- Born: 9 May 1945 (age 81) Buenos Aires, Argentina
- Children: Mariano Jinkis

= Hugo Jinkis =

Argentine businessman

Hugo Jinkis (born 9 May 1945) is an Argentine businessman, the CEO and owner of Full Play Group, a football broadcasting rights company.

Interpol released a red notice (a form of "wanted" advertisement) concerning him, for his alleged participation in issues related with bribes. He has appeared in front of the authorities and is sought by the United States on charges of conspiracy to commit the offenses of racketeering, wire fraud, and money laundering.

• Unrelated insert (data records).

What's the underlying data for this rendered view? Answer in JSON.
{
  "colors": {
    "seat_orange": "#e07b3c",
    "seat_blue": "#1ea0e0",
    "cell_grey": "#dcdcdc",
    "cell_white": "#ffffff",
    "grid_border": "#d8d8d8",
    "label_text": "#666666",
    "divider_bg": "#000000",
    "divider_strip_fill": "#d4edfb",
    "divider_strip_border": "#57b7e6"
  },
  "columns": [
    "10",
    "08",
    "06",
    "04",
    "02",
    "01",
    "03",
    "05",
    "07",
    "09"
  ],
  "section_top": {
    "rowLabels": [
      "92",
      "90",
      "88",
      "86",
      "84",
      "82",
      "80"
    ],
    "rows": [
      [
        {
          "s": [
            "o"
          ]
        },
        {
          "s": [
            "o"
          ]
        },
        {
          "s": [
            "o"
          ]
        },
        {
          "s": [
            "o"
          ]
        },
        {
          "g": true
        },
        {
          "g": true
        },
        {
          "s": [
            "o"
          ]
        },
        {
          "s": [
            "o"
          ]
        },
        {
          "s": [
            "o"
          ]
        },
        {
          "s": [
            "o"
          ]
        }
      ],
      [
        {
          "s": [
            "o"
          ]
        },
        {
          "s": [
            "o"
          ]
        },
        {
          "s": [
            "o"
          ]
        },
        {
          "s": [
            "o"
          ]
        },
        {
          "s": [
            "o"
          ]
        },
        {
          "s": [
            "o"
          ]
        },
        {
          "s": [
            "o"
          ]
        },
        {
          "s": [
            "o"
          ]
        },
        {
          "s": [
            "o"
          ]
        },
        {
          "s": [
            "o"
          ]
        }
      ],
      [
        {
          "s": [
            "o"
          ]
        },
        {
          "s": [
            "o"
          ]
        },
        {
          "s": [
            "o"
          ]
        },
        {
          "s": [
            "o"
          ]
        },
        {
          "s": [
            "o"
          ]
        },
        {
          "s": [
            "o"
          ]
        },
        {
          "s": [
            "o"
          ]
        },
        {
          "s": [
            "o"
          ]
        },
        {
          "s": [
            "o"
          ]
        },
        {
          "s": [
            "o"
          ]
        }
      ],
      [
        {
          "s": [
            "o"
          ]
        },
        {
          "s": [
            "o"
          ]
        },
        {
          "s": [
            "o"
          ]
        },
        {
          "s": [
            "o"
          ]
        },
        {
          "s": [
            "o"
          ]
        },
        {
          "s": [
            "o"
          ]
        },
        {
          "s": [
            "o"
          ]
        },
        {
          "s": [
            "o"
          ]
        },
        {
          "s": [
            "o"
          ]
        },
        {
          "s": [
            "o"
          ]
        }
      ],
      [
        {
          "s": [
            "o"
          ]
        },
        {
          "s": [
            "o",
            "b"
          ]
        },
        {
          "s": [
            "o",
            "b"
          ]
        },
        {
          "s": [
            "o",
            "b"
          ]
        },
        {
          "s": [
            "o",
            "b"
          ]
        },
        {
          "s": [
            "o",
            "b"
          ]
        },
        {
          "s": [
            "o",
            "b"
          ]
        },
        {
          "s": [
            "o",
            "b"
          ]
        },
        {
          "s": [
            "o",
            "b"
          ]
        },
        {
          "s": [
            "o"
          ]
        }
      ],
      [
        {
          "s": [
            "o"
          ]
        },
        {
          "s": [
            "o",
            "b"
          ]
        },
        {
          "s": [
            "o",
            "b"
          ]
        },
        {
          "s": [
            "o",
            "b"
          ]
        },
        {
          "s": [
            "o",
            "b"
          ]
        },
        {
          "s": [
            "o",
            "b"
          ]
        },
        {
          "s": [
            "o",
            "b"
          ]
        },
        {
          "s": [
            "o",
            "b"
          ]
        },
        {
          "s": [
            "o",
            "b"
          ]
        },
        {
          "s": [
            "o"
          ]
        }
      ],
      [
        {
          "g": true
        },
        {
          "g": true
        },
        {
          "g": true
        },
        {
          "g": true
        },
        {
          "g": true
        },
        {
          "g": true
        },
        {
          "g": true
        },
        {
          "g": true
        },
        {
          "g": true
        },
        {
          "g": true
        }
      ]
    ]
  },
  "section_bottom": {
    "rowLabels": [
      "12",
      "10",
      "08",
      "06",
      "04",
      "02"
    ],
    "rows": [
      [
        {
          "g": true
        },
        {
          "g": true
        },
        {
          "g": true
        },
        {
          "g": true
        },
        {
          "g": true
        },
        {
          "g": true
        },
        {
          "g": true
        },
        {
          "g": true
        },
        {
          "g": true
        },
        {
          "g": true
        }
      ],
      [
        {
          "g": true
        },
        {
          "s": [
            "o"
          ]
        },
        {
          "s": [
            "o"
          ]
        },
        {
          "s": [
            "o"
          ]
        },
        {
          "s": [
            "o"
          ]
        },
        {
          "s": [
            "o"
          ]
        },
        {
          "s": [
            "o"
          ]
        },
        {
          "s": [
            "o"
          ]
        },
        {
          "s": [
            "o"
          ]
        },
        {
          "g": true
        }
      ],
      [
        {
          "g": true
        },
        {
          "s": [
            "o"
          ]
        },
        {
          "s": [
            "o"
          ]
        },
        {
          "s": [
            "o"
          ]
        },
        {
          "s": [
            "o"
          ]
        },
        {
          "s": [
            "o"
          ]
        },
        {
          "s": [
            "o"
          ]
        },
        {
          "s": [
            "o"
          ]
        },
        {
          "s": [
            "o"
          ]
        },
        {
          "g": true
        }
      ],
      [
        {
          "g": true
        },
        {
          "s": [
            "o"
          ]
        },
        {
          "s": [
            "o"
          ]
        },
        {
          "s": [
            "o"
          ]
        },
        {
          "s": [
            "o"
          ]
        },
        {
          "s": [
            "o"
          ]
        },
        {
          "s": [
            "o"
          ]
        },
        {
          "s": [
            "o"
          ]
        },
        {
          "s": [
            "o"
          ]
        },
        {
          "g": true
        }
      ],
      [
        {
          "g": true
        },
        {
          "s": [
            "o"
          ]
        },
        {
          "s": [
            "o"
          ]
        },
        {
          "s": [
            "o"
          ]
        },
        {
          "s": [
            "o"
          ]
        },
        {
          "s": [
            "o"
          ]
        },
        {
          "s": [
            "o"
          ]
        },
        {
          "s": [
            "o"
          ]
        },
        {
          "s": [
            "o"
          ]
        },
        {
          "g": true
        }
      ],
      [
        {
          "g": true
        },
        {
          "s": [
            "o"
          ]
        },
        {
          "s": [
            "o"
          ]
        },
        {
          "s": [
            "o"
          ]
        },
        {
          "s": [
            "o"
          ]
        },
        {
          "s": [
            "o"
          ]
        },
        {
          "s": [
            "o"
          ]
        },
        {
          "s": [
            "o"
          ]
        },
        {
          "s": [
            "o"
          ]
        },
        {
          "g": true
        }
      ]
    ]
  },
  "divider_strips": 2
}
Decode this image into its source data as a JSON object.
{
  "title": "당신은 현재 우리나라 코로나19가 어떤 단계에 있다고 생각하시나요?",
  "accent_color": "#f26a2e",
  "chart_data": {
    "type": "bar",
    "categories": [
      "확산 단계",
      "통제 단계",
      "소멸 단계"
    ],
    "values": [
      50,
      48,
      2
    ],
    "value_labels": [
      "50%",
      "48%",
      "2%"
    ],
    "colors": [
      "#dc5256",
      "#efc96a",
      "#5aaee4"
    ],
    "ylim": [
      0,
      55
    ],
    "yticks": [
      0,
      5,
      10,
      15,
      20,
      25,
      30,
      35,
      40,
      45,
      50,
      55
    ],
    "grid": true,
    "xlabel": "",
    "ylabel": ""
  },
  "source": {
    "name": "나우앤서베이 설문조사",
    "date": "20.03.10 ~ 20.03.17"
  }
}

Jinkis was allegedly involved, along with his son, Mariano Jinkis, in the 2015 FIFA corruption case.

In August 2015, Federal Judge Claudio Bonadio ordered that Hugo and Mariano Jinkis be released from prison on condition that they remain not more than 60 km from the court, and that neither can leave their home for more than 24 hours without notifying the judicial authorities.

The Full Play Group of Jinkis and his son Mariano had bank accounts in the names of Bayan Group, Cross Trading and Yorkfields. Between 2010 and 2014 Jinkins used these accounts to pay at least 53 bribes to FIFA leaders Bedoya, Chiriboğa, Esquivel and Figueredo. Following the bribes, totaling more than $14.02 million, Full Play acquired the Copa America marketing rights for 2015, 2016, 2019 and 2023. In 2020, one of the financial traders, Hapoalim Bank, an Israeli bank and its Swiss subsidiary, agreed to pay more than $30 million for its role in the laundering of more than $20 million in bribes to soccer officials.

Full Play Group’s criminal in New York was ongoing in November 2020.